Pelatihan konseling bagi dosen pendamping akademik menjadi bekal dalam mengatasi permasalahan sosial yang sering terjadi di kampus
Pelatihan konseling bagi dosen pendamping akademik menjadi bekal dalam mengatasi permasalahan sosial yang sering terjadi di kampus
Peran serta perguruan tinggi tidak hanya membekali mahasiswanya dengan bidang akademik dan kemampuan intelektual, akan tetapi diperlukan juga aspek pengembangan emosional, maupun moral spiritual. Universitas Brawijaya sebagai salah satu perguruan tinggi negeri terbesar dengan jumlah mahasiswa terbanyak pastinya tidak pernah luput dari permasalahan-permasalahan yang melibatkan pribadi mahasiswanya. Hal inilah yang melatarbelakangi Lembaga Pengembangan Pendidikan dan Penjaminan Mutu (LP3M) UB menggelar pelatihan bagi dosen penasihat akademik, pada (11-12/7), di Ubud Cottages.

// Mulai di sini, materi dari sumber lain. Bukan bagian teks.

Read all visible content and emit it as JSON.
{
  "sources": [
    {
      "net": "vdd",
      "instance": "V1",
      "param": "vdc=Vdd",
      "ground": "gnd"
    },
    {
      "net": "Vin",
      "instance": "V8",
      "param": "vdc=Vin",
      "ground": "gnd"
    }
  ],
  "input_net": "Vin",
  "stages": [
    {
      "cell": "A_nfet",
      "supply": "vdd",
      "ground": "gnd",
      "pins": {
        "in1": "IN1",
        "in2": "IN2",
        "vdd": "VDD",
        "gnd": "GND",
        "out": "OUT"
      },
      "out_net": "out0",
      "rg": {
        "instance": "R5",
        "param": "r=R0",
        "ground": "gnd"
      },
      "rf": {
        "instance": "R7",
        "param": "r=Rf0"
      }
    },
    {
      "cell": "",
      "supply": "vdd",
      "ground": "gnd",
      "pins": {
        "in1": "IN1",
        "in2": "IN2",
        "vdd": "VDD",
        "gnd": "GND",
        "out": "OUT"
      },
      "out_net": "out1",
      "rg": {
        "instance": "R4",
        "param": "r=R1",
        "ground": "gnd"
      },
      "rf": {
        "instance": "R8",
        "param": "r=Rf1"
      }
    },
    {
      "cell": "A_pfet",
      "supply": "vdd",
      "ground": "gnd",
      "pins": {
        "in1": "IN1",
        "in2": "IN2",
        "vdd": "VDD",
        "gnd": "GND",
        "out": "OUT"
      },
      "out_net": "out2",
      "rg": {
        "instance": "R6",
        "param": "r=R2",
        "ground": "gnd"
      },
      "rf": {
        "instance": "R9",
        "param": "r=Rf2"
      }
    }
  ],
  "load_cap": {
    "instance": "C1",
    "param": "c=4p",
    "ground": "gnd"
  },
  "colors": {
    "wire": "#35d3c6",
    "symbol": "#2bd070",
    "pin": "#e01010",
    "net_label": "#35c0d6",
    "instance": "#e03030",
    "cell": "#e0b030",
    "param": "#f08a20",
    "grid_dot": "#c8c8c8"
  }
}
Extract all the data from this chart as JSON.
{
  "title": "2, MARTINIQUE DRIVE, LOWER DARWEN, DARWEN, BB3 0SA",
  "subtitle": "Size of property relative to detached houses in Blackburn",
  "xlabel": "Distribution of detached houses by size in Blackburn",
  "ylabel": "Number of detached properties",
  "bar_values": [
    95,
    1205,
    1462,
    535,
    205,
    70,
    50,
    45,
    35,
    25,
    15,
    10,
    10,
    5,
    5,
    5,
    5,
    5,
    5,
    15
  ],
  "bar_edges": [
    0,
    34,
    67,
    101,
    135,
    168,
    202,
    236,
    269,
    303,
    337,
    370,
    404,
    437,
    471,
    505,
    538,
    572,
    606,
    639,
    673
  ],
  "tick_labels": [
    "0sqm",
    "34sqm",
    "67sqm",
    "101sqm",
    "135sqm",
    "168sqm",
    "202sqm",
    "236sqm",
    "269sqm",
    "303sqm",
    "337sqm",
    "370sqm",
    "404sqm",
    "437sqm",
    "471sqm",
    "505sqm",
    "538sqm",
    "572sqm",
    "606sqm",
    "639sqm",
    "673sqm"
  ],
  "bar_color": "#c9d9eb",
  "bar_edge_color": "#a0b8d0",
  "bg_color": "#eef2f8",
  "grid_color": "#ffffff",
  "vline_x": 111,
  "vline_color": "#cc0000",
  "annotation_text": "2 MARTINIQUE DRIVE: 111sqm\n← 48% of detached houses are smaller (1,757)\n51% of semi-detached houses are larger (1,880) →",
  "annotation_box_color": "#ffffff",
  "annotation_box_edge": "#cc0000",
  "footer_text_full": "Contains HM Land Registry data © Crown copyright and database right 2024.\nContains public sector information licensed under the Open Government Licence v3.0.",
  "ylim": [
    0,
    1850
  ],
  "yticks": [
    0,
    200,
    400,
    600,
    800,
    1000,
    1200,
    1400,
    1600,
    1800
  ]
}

Kegiatan yang diikuti 33 peserta dari 15 fakultas tersebut banyak membahas mengenai pentingnya membantu dan memberikan solusi kepada mahasiswa yang memiliki permasalahan sosial di lingkungan kampus. Bahkan problematika sosial saat ini yang terjadi menjadi perhatian khusus oleh pemerintah. "UB sedang memprioritaskan pelatihan konseling bagi dosen penasihat akademik, karena kami tahu bahwa permasalahan yang terjadi di UB sangat beragam. Apalagi saat ini kampus UB termasuk dari tujuh perguruan tinggi yang dimonitor oleh BNPT karena beberapa mahasiswanya terkait dengan radikalisme," ujar Ir Ahmad Wicaksono Meng, PhD selaku ketua LP3M UB.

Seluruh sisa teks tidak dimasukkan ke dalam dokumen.